If we put our heads in the sand now, when positive actions can make significant improvements, those heads will likely be beneath the ocean. Dr. Chu explained that within a few short years, world-wide production of petroleum will peak and then decline. This is despite expected new sources of oil brought into production. As oil production declines, and soon, oil demand will increase, and sharply as the energy hungry developing world, especially India and China voraciously increases its appetite for energy. Dr. Chu recently met with the president of China and was told by the Chinese leader that such a trend is unsustainable. Chinese leadership had decided to build huge solar arrays to provide energy for their nation. They will also be modernizing their electric grid to be able to move that power from where it is to be produced, in western China to the industrial east of the nation. The electric grid was invented by the United States, here, by Thomas Edison, but it’s being modernized by the rest of the world while we sit by and watch!
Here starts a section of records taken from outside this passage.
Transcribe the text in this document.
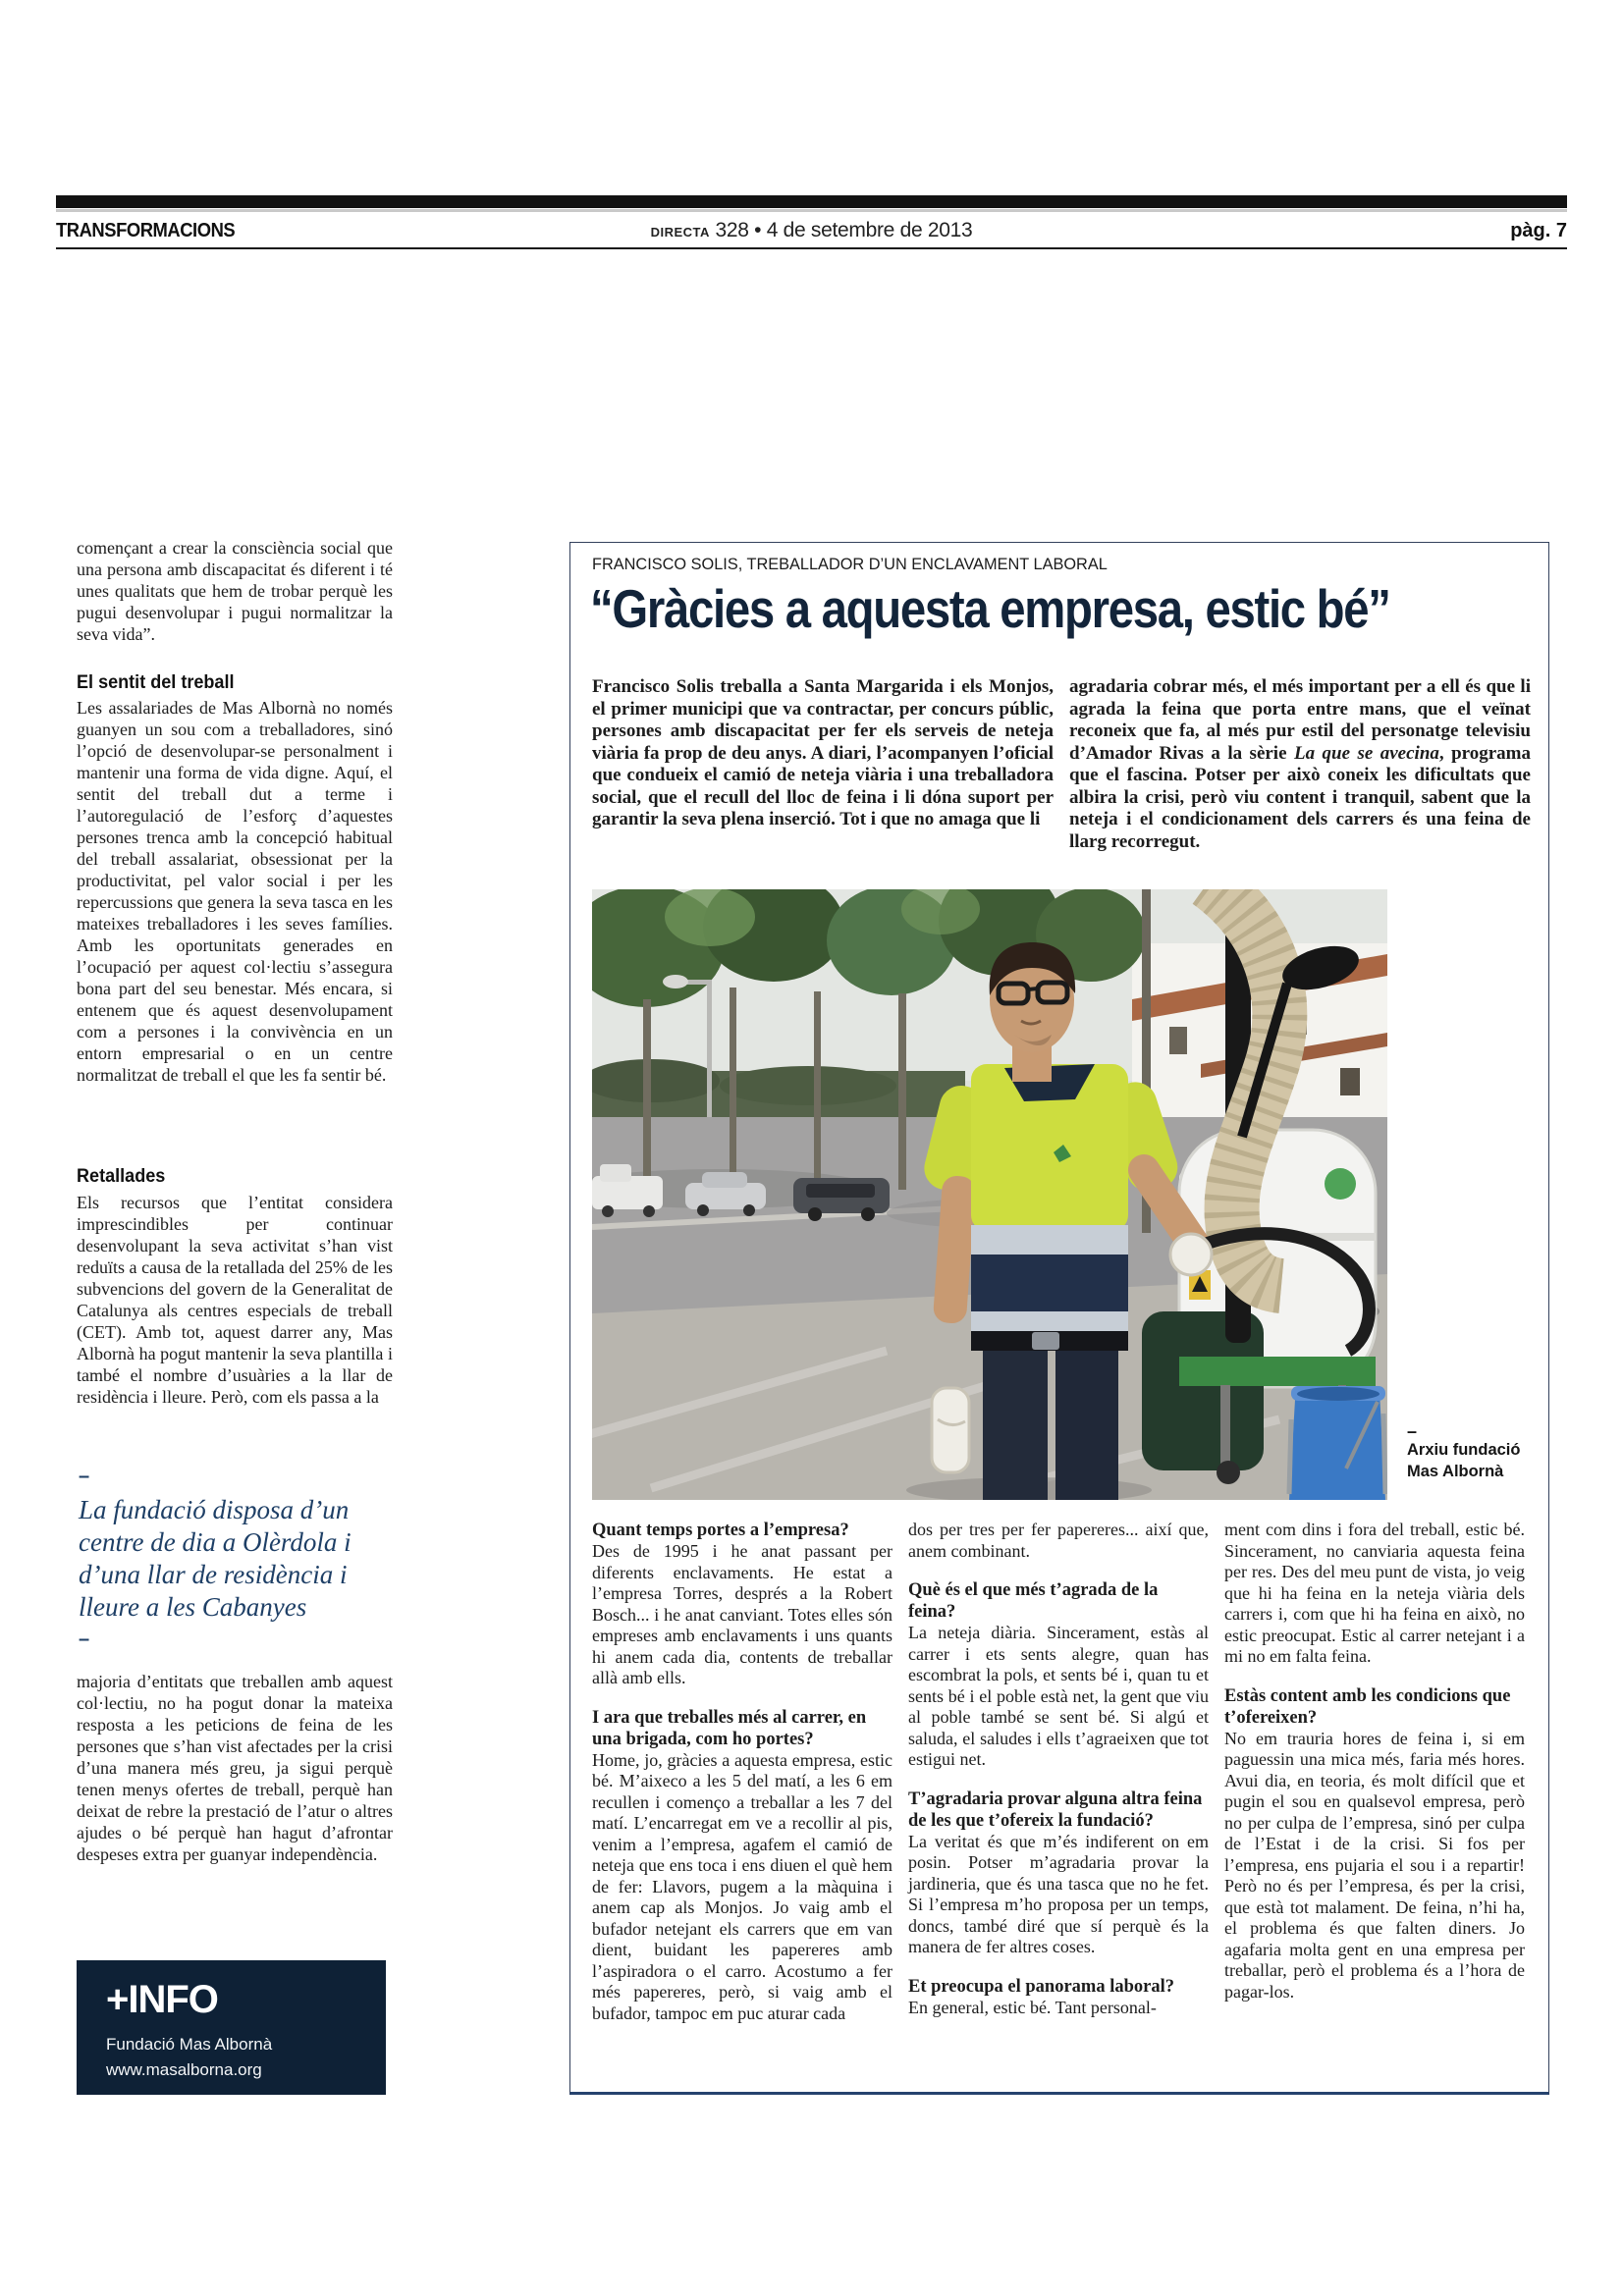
TRANSFORMACIONS	DIRECTA 328 • 4 de setembre de 2013	pàg. 7

començant a crear la consciència social que una persona amb discapacitat és diferent i té unes qualitats que hem de trobar perquè les pugui desenvolupar i pugui normalitzar la seva vida”.

El sentit del treball

Les assalariades de Mas Albornà no només guanyen un sou com a treballadores, sinó l’opció de desenvolupar-se personalment i mantenir una forma de vida digne. Aquí, el sentit del treball dut a terme i l’autoregulació de l’esforç d’aquestes persones trenca amb la concepció habitual del treball assalariat, obsessionat per la productivitat, pel valor social i per les repercussions que genera la seva tasca en les mateixes treballadores i les seves famílies. Amb les oportunitats generades en l’ocupació per aquest col·lectiu s’assegura bona part del seu benestar. Més encara, si entenem que és aquest desenvolupament com a persones i la convivència en un entorn empresarial o en un centre normalitzat de treball el que les fa sentir bé.

Retallades

Els recursos que l’entitat considera imprescindibles per continuar desenvolupant la seva activitat s’han vist reduïts a causa de la retallada del 25% de les subvencions del govern de la Generalitat de Catalunya als centres especials de treball (CET). Amb tot, aquest darrer any, Mas Albornà ha pogut mantenir la seva plantilla i també el nombre d’usuàries a la llar de residència i lleure. Però, com els passa a la

–
La fundació disposa d’un centre de dia a Olèrdola i d’una llar de residència i lleure a les Cabanyes
–

majoria d’entitats que treballen amb aquest col·lectiu, no ha pogut donar la mateixa resposta a les peticions de feina de les persones que s’han vist afectades per la crisi d’una manera més greu, ja sigui perquè tenen menys ofertes de treball, perquè han deixat de rebre la prestació de l’atur o altres ajudes o bé perquè han hagut d’afrontar despeses extra per guanyar independència.

+INFO
Fundació Mas Albornà
www.masalborna.org
FRANCISCO SOLIS, TREBALLADOR D’UN ENCLAVAMENT LABORAL
“Gràcies a aquesta empresa, estic bé”

Francisco Solis treballa a Santa Margarida i els Monjos, el primer municipi que va contractar, per concurs públic, persones amb discapacitat per fer els serveis de neteja viària fa prop de deu anys. A diari, l’acompanyen l’oficial que condueix el camió de neteja viària i una treballadora social, que el recull del lloc de feina i li dóna suport per garantir la seva plena inserció. Tot i que no amaga que li

agradaria cobrar més, el més important per a ell és que li agrada la feina que porta entre mans, que el veïnat reconeix que fa, al més pur estil del personatge televisiu d’Amador Rivas a la sèrie La que se avecina, programa que el fascina. Potser per això coneix les dificultats que albira la crisi, però viu content i tranquil, sabent que la neteja i el condicionament dels carrers és una feina de llarg recorregut.

–
Arxiu fundació
Mas Albornà

Quant temps portes a l’empresa?

Des de 1995 i he anat passant per diferents enclavaments. He estat a l’empresa Torres, després a la Robert Bosch... i he anat canviant. Totes elles són empreses amb enclavaments i uns quants hi anem cada dia, contents de treballar allà amb ells.

I ara que treballes més al carrer, en una brigada, com ho portes?

Home, jo, gràcies a aquesta empresa, estic bé. M’aixeco a les 5 del matí, a les 6 em recullen i començo a treballar a les 7 del matí. L’encarregat em ve a recollir al pis, venim a l’empresa, agafem el camió de neteja que ens toca i ens diuen el què hem de fer: Llavors, pugem a la màquina i anem cap als Monjos. Jo vaig amb el bufador netejant els carrers que em van dient, buidant les papereres amb l’aspiradora o el carro. Acostumo a fer més papereres, però, si vaig amb el bufador, tampoc em puc aturar cada

dos per tres per fer papereres... així que, anem combinant.

Què és el que més t’agrada de la feina?

La neteja diària. Sincerament, estàs al carrer i ets sents alegre, quan has escombrat la pols, et sents bé i, quan tu et sents bé i el poble està net, la gent que viu al poble també se sent bé. Si algú et saluda, el saludes i ells t’agraeixen que tot estigui net.

T’agradaria provar alguna altra feina de les que t’ofereix la fundació?

La veritat és que m’és indiferent on em posin. Potser m’agradaria provar la jardineria, que és una tasca que no he fet. Si l’empresa m’ho proposa per un temps, doncs, també diré que sí perquè és la manera de fer altres coses.

Et preocupa el panorama laboral?

En general, estic bé. Tant personal-

ment com dins i fora del treball, estic bé. Sincerament, no canviaria aquesta feina per res. Des del meu punt de vista, jo veig que hi ha feina en la neteja viària dels carrers i, com que hi ha feina en això, no estic preocupat. Estic al carrer netejant i a mi no em falta feina.

Estàs content amb les condicions que t’ofereixen?

No em trauria hores de feina i, si em paguessin una mica més, faria més hores. Avui dia, en teoria, és molt difícil que et pugin el sou en qualsevol empresa, però no per culpa de l’empresa, sinó per culpa de l’Estat i de la crisi. Si fos per l’empresa, ens pujaria el sou i a repartir! Però no és per l’empresa, és per la crisi, que està tot malament. De feina, n’hi ha, el problema és que falten diners. Jo agafaria molta gent en una empresa per treballar, però el problema és a l’hora de pagar-los.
Old energy interests and other Luddites loudly proclaim that alternate energy is too expensive, that it requires subsidies that the American people shouldn’t have to pay. Subsidies! Developing technologies have ALWAYS been subsidized. The first roads through the Appalachian Mountains. The Erie and Panama canals, railroad land grants, mineral rights on federal land going for pennies! Did the airlines pay to build the airports? Did General Motors pay to build the Interstate Highway system? Of course not. Please don’t forget, oil is heavily subsidized in other ways. Look at the Middle East. Does anybody think we would be in Iraq if their main export was coffee?

We subsidize petroleum with our treasure and the blood of our daughters and sons. We MUST eliminate our dependence on imported oil. It’s the greatest transfer of wealth out of this country, mostly to nations that don’t like us and don’t wish us well. Let’s pursue alternate energy sources and make oil no more valuable than the sand from which it is drawn.